The study of blood sugar can be carried out by various methods, which must be indicated for the correct interpretation of the test results. One of the most accurate methods that determine the true glucose content in the blood is glucose oxidase.

The fasting blood sugar level by these methods in healthy individuals is from 3.3 to 5.5 mmol / L (from 60 to 100 mg in 100 ml of blood), during the day it does not exceed 7.7 mmol / L (140 mg%)

The fasting blood sugar level in healthy individuals is from 3.3 to 5.5 mmol / L, during the day it does not exceed 7.7 mmol / L.

To date, some laboratories still use the titrimetric method based on the restoring properties of glucose. Since other reducing substances are also detected, the blood sugar according to this method is 10% higher than its level determined by other methods. The norm of fasting blood sugar according to the Hagedorn-Jensen method is 80-120 mg%, or 4.44-6.66 mmol / L.

It should be remembered that capillary (mixed) blood from a finger contains 100 ml per 1.1 mmol (20 mg) of glucose more than venous, and the level of glucose in plasma or serum is 10-15% higher than the determined level of glucose in capillary blood. This is significant when evaluating a glucose tolerance test. Detection of glycosuria can be qualitative and quantitative. Qualitative determination is made either using reagents or special, indicator papers such as glucose test. Indicator strips and tablets are very sensitive (detect glucose concentrations from 0, 1 to 0.25%), with their help it is also possible to quantify sugar in urine up to 2%.

Quantitative determination of sugar in urine is carried out using a polarimeter or other methods.

In the presence of characteristic clinical symptoms (polydipsia, polyuria, nocturia) in combination with glycemia and glycosuria, the diagnosis of diabetes is not difficult.

Obvious diabetes is established based on the detection of sugar in the blood and urine.

Obvious diabetes is established based on the detection of sugar in the blood and urine. Lab analysis is examined on an empty stomach. Glycosuria is determined in daily urine or daily, or in a portion of urine collected 2 hours after a meal. Examination of morning urine alone is not indicative, since with mild forms of diabetes in the urine collected on an empty stomach, glycosuria is usually not detected. With a slight increase in fasting blood sugar, a diagnosis is possible only if you get repeatedly unequivocal results, supported by the detection of glycosuria in daily urine or in separate portions of urine. The determination of the diagnosis in such cases helps the determination of glycemia during the day based on the food received by the patient. In cases of untreated obvious diabetes mellitus, the blood sugar level during the day exceeds 10 mmol / L (180 mg%), which serves as the basis for the appearance of glycosuria, since the renal permeability threshold for glucose is 9.5 mmol / L (170-180 mg% )

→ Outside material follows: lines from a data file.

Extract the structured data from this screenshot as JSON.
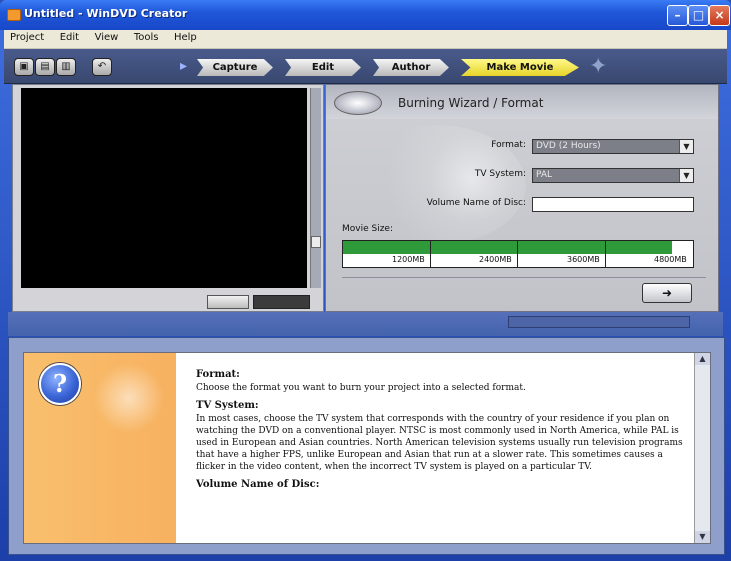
{
  "window": {
    "title": "Untitled - WinDVD Creator"
  },
  "menu": [
    "Project",
    "Edit",
    "View",
    "Tools",
    "Help"
  ],
  "toolbar": {
    "icons": [
      "new-project-icon",
      "open-project-icon",
      "save-project-icon",
      "undo-icon"
    ],
    "steps": [
      "Capture",
      "Edit",
      "Author",
      "Make Movie"
    ]
  },
  "wizard": {
    "title": "Burning Wizard / Format",
    "format_label": "Format:",
    "format_value": "DVD (2 Hours)",
    "tv_label": "TV System:",
    "tv_value": "PAL",
    "volume_label": "Volume Name of Disc:",
    "volume_value": "",
    "movie_size_label": "Movie Size:",
    "size_ticks": [
      "1200MB",
      "2400MB",
      "3600MB",
      "4800MB"
    ],
    "size_fraction": 0.94,
    "next_label": "➜"
  },
  "help": {
    "sections": [
      {
        "heading": "Format:",
        "body": "Choose the format you want to burn your project into a selected format."
      },
      {
        "heading": "TV System:",
        "body": "In most cases, choose the TV system that corresponds with the country of your residence if you plan on watching the DVD on a conventional player. NTSC is most commonly used in North America, while PAL is used in European and Asian countries. North American television systems usually run television programs that have a higher FPS, unlike European and Asian that run at a slower rate. This sometimes causes a flicker in the video content, when the incorrect TV system is played on a particular TV."
      },
      {
        "heading": "Volume Name of Disc:",
        "body": ""
      }
    ]
  },
  "colors": {
    "accent": "#2e9a3a",
    "make_movie": "#fff98a",
    "help_side": "#f7b160"
  }
}
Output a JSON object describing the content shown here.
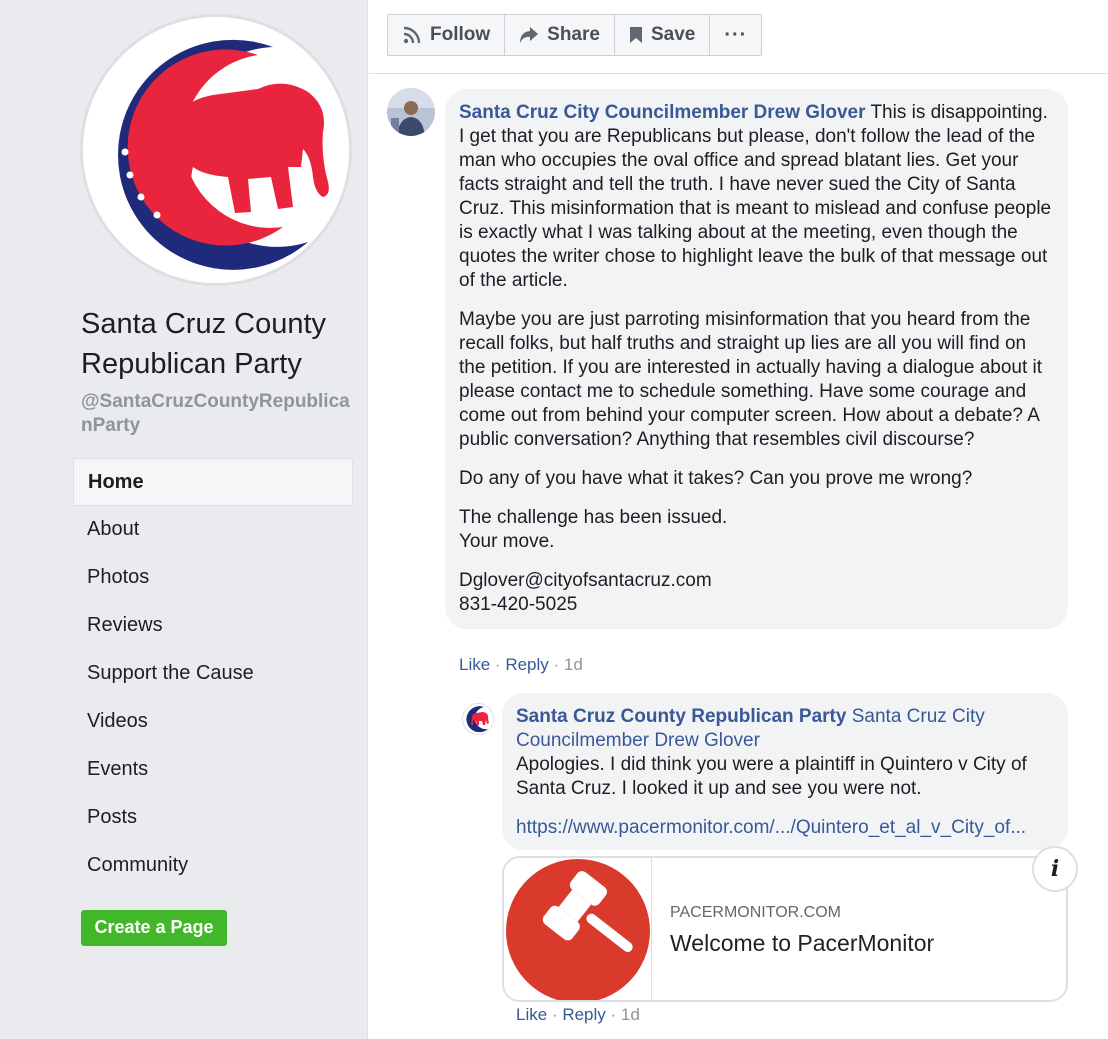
{
  "page": {
    "name": "Santa Cruz County Republican Party",
    "handle": "@SantaCruzCountyRepublicanParty"
  },
  "nav": {
    "items": [
      {
        "label": "Home",
        "active": true
      },
      {
        "label": "About"
      },
      {
        "label": "Photos"
      },
      {
        "label": "Reviews"
      },
      {
        "label": "Support the Cause"
      },
      {
        "label": "Videos"
      },
      {
        "label": "Events"
      },
      {
        "label": "Posts"
      },
      {
        "label": "Community"
      }
    ]
  },
  "create_page_label": "Create a Page",
  "actions": {
    "follow": "Follow",
    "share": "Share",
    "save": "Save",
    "more": "···"
  },
  "comment1": {
    "author": "Santa Cruz City Councilmember Drew Glover",
    "p1": "This is disappointing. I get that you are Republicans but please, don't follow the lead of the man who occupies the oval office and spread blatant lies. Get your facts straight and tell the truth. I have never sued the City of Santa Cruz. This misinformation that is meant to mislead and confuse people is exactly what I was talking about at the meeting, even though the quotes the writer chose to highlight leave the bulk of that message out of the article.",
    "p2": "Maybe you are just parroting misinformation that you heard from the recall folks, but half truths and straight up lies are all you will find on the petition. If you are interested in actually having a dialogue about it please contact me to schedule something. Have some courage and come out from behind your computer screen. How about a debate? A public conversation? Anything that resembles civil discourse?",
    "p3": "Do any of you have what it takes? Can you prove me wrong?",
    "p4a": "The challenge has been issued.",
    "p4b": "Your move.",
    "email": "Dglover@cityofsantacruz.com",
    "phone": "831-420-5025",
    "like": "Like",
    "reply": "Reply",
    "time": "1d"
  },
  "comment2": {
    "author": "Santa Cruz County Republican Party",
    "mention": "Santa Cruz City Councilmember Drew Glover",
    "text": "Apologies. I did think you were a plaintiff in Quintero v City of Santa Cruz. I looked it up and see you were not.",
    "url": "https://www.pacermonitor.com/.../Quintero_et_al_v_City_of...",
    "like": "Like",
    "reply": "Reply",
    "time": "1d"
  },
  "link_card": {
    "domain": "PACERMONITOR.COM",
    "title": "Welcome to PacerMonitor",
    "info_icon": "i"
  },
  "colors": {
    "link_blue": "#385898",
    "elephant_red": "#e8253d",
    "logo_navy": "#1f2a7a",
    "create_green": "#42b72a",
    "gavel_red": "#d93a2b"
  }
}
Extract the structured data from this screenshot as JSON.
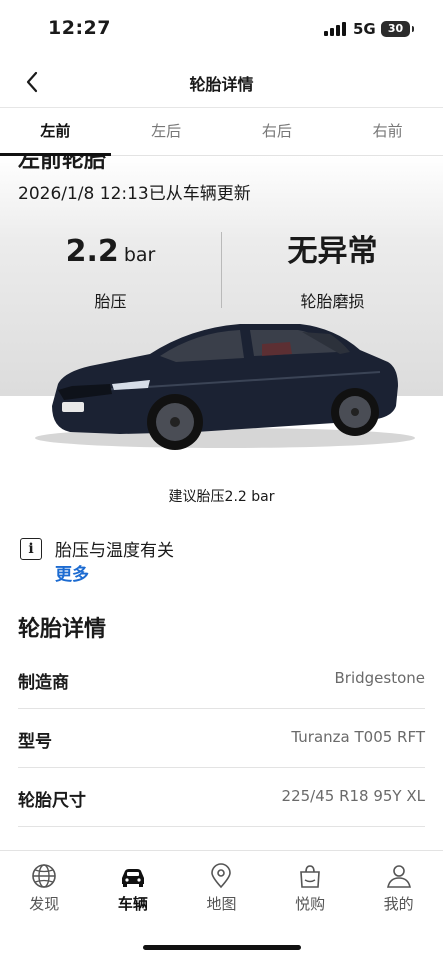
{
  "status_bar": {
    "time": "12:27",
    "network": "5G",
    "battery": "30"
  },
  "nav": {
    "title": "轮胎详情",
    "back_icon": "chevron-left-icon"
  },
  "tabs": [
    {
      "label": "左前",
      "active": true
    },
    {
      "label": "左后",
      "active": false
    },
    {
      "label": "右后",
      "active": false
    },
    {
      "label": "右前",
      "active": false
    }
  ],
  "hero": {
    "heading": "左前轮胎",
    "updated": "2026/1/8 12:13已从车辆更新",
    "pressure": {
      "value": "2.2",
      "unit": "bar",
      "label": "胎压"
    },
    "wear": {
      "value": "无异常",
      "label": "轮胎磨损"
    },
    "recommended": "建议胎压2.2 bar"
  },
  "info": {
    "icon": "info-icon",
    "text": "胎压与温度有关",
    "more": "更多"
  },
  "details": {
    "title": "轮胎详情",
    "rows": [
      {
        "key": "制造商",
        "value": "Bridgestone"
      },
      {
        "key": "型号",
        "value": "Turanza T005 RFT"
      },
      {
        "key": "轮胎尺寸",
        "value": "225/45 R18 95Y XL"
      }
    ]
  },
  "bottom_nav": [
    {
      "label": "发现",
      "icon": "globe-icon",
      "active": false
    },
    {
      "label": "车辆",
      "icon": "car-icon",
      "active": true
    },
    {
      "label": "地图",
      "icon": "map-pin-icon",
      "active": false
    },
    {
      "label": "悦购",
      "icon": "shopping-bag-icon",
      "active": false
    },
    {
      "label": "我的",
      "icon": "person-icon",
      "active": false
    }
  ],
  "colors": {
    "link": "#1c6bd1",
    "car_body": "#1b2233"
  }
}
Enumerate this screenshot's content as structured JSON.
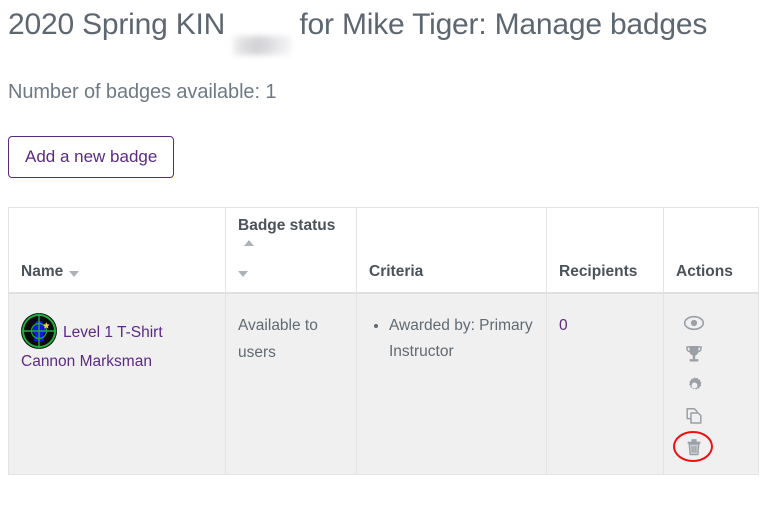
{
  "header": {
    "title_prefix": "2020 Spring KIN ",
    "title_redacted": "[redacted]",
    "title_suffix": " for Mike Tiger: Manage badges",
    "badges_available": "Number of badges available: 1"
  },
  "toolbar": {
    "add_badge_label": "Add a new badge"
  },
  "table": {
    "columns": [
      {
        "key": "name",
        "label": "Name",
        "sort_icon": "chevron-down-icon"
      },
      {
        "key": "status",
        "label": "Badge status",
        "sort_icon_up": "chevron-up-icon",
        "sort_icon_down": "chevron-down-icon"
      },
      {
        "key": "criteria",
        "label": "Criteria"
      },
      {
        "key": "recipients",
        "label": "Recipients"
      },
      {
        "key": "actions",
        "label": "Actions"
      }
    ],
    "rows": [
      {
        "badge_image_alt": "marksman-badge-image",
        "name": "Level 1 T-Shirt Cannon Marksman",
        "status": "Available to users",
        "criteria": [
          "Awarded by: Primary Instructor"
        ],
        "recipients": "0",
        "actions": [
          {
            "name": "preview-badge-icon",
            "label": "Preview"
          },
          {
            "name": "award-badge-icon",
            "label": "Award badge"
          },
          {
            "name": "settings-badge-icon",
            "label": "Edit settings"
          },
          {
            "name": "duplicate-badge-icon",
            "label": "Duplicate"
          },
          {
            "name": "delete-badge-icon",
            "label": "Delete",
            "highlighted": true
          }
        ]
      }
    ]
  },
  "colors": {
    "link": "#5b2a86",
    "title_text": "#5d6771",
    "header_text": "#4a525a",
    "body_text": "#5f6a72",
    "row_background": "#f0f0f0",
    "border": "#e3e4e6",
    "icon": "#9aa0a6",
    "highlight": "#ee1111"
  }
}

Glycosuria is often the first symptom of diabetes detected in the laboratory. It should be remembered that the presence of sugar in the urine is a more common phenomenon than its detection in the blood. Various variants of sensitivity of the permeability threshold for glucose can be observed, for example, renal diabetes, in which the excretion of sugar with urine is observed during physiological fluctuations in glycemia, as well as various nephropathies, in which tubular glucose reabsorption is reduced. However, all patients with glycosuria should be carefully examined in terms of diagnosing latent diabetes mellitus.